Looking back, I see all of the laughter, the imagination, the beauty, the pain, the curiosity, the anger and confusion – and I sometimes think I was so much more intact when I was a child. Because, back then, I didn’t worry about being filtered. I laughed and danced because it was time to laugh and it was time to dance, not because I had been told by society to do, or not to do, one or the other.
Recently, I’ve been thinking a lot about when I was 11 years old.
My grandma, who I had only met once, had died and I was laying on my bed, curled in a crescent shape. Alone. And wondering if I should cry. At the time, I suppose it would have been the right thing to do. But all I could do was sit there, curled up, wondering whether I was supposed to do it.
That was the beginning of a pretty unhealthy relationship with tears.
You see, I was raised in a very non-emotional family. We didn’t cry, hug, say ‘I love you’ or talk about emotions in pretty much any other way. We were strong. We were invincible. Or, at least, in my naivety, that’s what I thought.
Over the next decade I didn’t cry. I didn’t cry at sad movies, funerals, when pets died, or when sad things happened in the world. I was invincible. I was strong. Or that’s what I told myself.
I still can count the number of people who have seen me cry on one hand. It’s a pretty rare occasion, and like any natural phenomena it’s usually brief and then gone, like it never happened in the first place. Crying just wasn’t ever an acceptable means of communication in my life.
Then I moved to France.
Americans make fun of the French, a lot, for how emotional they are. And, to a certain extent, those jokes aren’t always wholly unfounded. In my one year in Paris, I saw more tantrums, and crying fits than I had in my entire existence. And I’m not talking about from the kids.

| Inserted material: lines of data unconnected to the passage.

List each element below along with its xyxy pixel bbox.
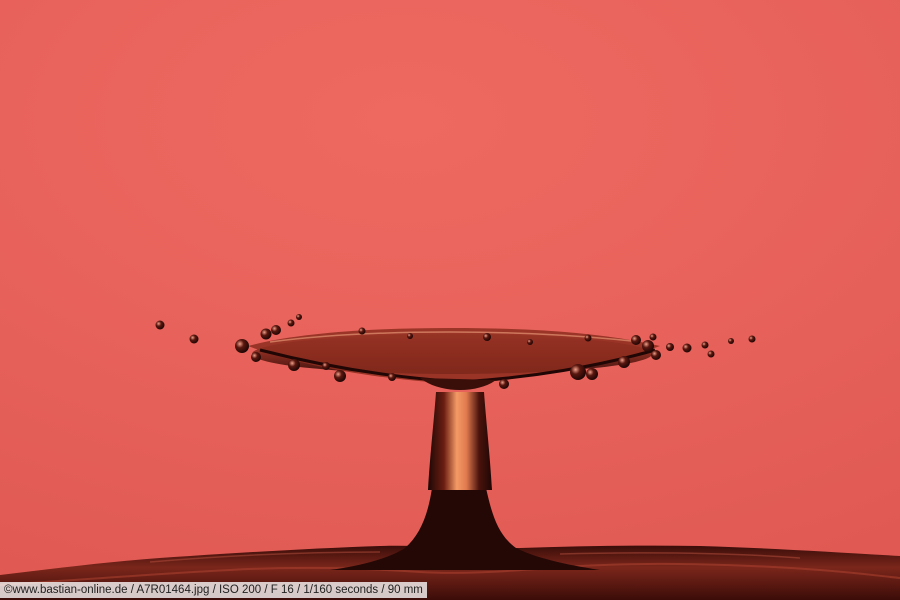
splash-illustration <box>0 314 900 600</box>
photo-caption: ©www.bastian-online.de / A7R01464.jpg / … <box>0 582 427 598</box>
splash-disc <box>248 328 660 390</box>
liquid-column <box>428 392 492 490</box>
splash-photo: ©www.bastian-online.de / A7R01464.jpg / … <box>0 0 900 600</box>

Maybe it was the culture that was surrounding me, or maybe it was the trauma of being alone in a country 5,000 miles away from your next closest friend. But, when I lived in France I cried – quite a lot. In fact, I wouldn’t even say ‘cry’ is a solid enough word. I wept. A lot.

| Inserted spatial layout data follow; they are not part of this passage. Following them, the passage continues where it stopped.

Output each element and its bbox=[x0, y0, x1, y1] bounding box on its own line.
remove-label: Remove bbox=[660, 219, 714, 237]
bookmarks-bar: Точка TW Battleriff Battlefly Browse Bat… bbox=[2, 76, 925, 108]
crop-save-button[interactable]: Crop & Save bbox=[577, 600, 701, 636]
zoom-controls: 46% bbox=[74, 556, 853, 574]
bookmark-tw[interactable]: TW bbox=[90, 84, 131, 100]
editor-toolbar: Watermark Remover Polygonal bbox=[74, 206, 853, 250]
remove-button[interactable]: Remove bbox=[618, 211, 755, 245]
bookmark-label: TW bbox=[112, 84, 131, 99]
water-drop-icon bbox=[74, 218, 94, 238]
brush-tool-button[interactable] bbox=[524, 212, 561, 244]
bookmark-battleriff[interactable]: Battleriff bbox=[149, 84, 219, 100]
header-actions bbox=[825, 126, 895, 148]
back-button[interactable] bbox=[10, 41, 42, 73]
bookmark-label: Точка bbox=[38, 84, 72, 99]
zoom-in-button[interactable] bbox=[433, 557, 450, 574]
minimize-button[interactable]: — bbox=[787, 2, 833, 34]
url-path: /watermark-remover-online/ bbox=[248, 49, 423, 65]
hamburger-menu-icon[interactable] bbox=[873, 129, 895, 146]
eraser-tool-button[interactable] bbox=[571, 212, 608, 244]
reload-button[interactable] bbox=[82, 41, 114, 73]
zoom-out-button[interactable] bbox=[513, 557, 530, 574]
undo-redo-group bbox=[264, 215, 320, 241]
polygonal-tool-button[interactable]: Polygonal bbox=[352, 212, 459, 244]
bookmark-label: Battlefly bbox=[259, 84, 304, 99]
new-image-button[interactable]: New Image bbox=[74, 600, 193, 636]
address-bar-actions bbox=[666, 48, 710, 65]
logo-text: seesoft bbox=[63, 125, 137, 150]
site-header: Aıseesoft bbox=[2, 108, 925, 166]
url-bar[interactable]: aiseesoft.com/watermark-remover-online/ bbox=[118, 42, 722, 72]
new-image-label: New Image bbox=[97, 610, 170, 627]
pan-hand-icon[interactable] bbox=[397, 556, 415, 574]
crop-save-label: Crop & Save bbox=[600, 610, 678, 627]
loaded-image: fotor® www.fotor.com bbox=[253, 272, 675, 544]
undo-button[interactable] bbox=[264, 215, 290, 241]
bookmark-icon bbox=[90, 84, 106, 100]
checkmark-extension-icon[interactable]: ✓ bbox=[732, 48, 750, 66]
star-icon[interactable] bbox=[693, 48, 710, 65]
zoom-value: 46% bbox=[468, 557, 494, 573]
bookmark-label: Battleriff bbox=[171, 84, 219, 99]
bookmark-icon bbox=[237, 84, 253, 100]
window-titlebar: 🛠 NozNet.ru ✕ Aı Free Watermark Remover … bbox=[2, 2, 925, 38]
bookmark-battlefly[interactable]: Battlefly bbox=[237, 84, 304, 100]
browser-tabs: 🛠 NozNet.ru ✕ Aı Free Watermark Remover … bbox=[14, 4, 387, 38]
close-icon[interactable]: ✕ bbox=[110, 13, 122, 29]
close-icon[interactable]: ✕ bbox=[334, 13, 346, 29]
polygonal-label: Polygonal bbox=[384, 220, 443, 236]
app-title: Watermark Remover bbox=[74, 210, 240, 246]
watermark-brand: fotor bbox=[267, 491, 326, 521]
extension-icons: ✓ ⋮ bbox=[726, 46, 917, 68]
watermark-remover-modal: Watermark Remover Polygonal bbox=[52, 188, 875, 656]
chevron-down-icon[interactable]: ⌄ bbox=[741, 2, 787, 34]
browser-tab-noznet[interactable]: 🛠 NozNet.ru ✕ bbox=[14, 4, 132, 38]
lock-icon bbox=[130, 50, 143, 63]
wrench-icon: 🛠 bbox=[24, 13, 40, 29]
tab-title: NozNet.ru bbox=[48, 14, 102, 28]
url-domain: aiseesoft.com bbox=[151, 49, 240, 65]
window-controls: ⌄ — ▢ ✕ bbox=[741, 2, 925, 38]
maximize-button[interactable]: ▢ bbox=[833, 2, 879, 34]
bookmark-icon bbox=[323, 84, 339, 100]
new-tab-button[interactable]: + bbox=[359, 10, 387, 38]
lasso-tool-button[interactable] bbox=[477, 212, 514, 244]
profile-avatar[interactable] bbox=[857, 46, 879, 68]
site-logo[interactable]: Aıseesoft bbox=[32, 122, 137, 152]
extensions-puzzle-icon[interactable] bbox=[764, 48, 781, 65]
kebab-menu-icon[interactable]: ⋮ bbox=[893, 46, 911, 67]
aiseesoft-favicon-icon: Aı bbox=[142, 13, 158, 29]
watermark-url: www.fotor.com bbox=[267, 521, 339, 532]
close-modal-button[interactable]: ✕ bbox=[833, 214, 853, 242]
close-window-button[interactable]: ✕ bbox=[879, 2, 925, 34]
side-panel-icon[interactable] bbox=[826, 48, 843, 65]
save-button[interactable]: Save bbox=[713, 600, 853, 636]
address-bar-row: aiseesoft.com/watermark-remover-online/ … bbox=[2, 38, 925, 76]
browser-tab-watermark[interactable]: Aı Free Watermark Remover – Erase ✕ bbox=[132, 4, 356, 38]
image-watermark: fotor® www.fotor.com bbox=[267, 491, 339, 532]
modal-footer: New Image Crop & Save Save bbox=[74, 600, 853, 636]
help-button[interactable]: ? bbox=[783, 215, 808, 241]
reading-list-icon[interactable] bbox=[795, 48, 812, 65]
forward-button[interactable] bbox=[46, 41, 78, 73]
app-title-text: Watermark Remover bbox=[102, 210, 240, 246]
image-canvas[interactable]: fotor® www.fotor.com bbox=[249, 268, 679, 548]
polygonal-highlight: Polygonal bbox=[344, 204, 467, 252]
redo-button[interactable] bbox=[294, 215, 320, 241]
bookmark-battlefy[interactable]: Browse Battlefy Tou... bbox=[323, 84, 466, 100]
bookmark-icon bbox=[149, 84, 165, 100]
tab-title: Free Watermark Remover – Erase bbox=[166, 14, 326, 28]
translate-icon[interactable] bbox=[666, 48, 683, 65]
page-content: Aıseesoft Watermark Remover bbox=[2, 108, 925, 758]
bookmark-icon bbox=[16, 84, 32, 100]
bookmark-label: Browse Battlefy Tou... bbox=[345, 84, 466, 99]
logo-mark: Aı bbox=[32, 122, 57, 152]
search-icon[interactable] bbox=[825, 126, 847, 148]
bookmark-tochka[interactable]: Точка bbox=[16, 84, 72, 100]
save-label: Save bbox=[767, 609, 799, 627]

And while it still wasn’t in front of people, and there still weren’t tantrums involved, I think I have to thank France for giving me back my tears.

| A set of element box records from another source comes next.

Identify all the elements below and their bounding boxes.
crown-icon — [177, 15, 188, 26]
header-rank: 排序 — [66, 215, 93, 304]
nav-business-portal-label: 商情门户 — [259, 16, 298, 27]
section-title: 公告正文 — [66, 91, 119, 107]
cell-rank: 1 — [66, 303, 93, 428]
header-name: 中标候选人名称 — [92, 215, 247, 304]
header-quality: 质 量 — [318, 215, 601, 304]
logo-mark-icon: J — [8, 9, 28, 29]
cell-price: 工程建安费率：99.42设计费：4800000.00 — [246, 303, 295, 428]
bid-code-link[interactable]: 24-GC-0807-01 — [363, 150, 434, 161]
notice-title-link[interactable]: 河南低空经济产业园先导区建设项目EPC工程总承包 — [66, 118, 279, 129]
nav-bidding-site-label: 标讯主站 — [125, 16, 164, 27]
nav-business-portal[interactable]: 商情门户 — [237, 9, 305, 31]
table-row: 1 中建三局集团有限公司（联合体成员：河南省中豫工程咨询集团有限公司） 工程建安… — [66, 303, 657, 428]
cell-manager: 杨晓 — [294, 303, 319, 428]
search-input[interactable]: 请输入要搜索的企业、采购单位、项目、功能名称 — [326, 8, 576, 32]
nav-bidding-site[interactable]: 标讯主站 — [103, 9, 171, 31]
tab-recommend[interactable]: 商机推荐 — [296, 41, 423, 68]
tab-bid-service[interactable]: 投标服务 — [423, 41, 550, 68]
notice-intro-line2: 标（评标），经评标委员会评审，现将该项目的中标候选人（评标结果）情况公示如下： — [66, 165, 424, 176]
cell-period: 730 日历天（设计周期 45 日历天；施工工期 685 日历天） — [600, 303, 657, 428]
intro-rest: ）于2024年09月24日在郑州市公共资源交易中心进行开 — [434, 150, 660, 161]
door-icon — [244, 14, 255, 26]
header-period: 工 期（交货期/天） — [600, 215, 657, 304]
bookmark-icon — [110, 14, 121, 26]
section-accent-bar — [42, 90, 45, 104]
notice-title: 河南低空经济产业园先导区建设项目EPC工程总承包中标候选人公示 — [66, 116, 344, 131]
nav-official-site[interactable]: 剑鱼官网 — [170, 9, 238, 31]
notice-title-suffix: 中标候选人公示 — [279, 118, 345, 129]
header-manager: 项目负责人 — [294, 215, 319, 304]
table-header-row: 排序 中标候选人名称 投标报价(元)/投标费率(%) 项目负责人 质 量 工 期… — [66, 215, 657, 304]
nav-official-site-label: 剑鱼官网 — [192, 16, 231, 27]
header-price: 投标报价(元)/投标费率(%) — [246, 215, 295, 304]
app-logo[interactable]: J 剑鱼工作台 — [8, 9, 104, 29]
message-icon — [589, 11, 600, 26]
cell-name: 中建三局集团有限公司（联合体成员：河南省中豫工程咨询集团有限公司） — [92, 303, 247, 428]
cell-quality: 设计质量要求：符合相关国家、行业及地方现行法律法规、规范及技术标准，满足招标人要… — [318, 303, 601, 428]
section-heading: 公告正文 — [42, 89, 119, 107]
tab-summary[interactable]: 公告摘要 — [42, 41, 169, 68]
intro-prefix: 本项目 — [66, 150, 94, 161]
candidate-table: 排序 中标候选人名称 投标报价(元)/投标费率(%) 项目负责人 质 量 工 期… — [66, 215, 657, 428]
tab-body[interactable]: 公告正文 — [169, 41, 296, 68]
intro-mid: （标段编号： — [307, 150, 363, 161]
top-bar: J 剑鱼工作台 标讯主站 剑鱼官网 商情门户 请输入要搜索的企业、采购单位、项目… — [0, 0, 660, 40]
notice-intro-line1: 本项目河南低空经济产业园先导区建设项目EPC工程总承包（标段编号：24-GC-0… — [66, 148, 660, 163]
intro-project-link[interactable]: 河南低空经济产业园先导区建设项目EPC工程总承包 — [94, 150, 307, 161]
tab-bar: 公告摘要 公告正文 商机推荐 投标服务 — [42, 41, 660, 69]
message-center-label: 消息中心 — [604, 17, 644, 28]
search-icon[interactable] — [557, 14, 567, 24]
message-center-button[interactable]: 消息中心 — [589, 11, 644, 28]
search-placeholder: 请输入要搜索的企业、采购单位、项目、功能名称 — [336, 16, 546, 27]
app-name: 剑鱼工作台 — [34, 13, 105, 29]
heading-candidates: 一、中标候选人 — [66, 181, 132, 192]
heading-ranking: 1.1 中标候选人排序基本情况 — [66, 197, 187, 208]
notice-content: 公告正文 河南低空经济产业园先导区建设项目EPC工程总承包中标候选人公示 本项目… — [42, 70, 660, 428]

You see, something I’ve realized, since being back in the US, is how much more emotional I am. When shit is sad, I cry (sorry, for the swearword, mom). When I’m upset, I cry. When I see something heartbreaking in the news, I care…and sometimes I cry.
And while I may not be single-handedly supporting the Kleenex industry (yet), that’s a really big deal for me. But what’s more substantial, in my opinion, is the realization that for so long, I believed a lie.
Crying and caring hasn’t made me weaker.
It has made me so much stronger. I’m able to invest so much more in the people and relationships around me. It has pushed me forward, and allowed me to focus on creating a solution, rather than trying to control the problem.
I hear a lot about people who don’t cry: they’re tough, they’re cool, they’re manly, they’re invincible. But the truth is that we are broken. And don’t get me wrong, that’s not necessarily a bad thing – brokenness builds beauty all the time.
But, speaking from the other side, I’ve learned so much more about my own ability to rise higher, dig deeper and pursue and dream more. There’s something empowering about the ability to cry. In a way, I like to think of it like a phoenix burning. It can hurt to feel pain, and to allow your body to process it. But, in the end, it creates something even more beautiful; something renewed.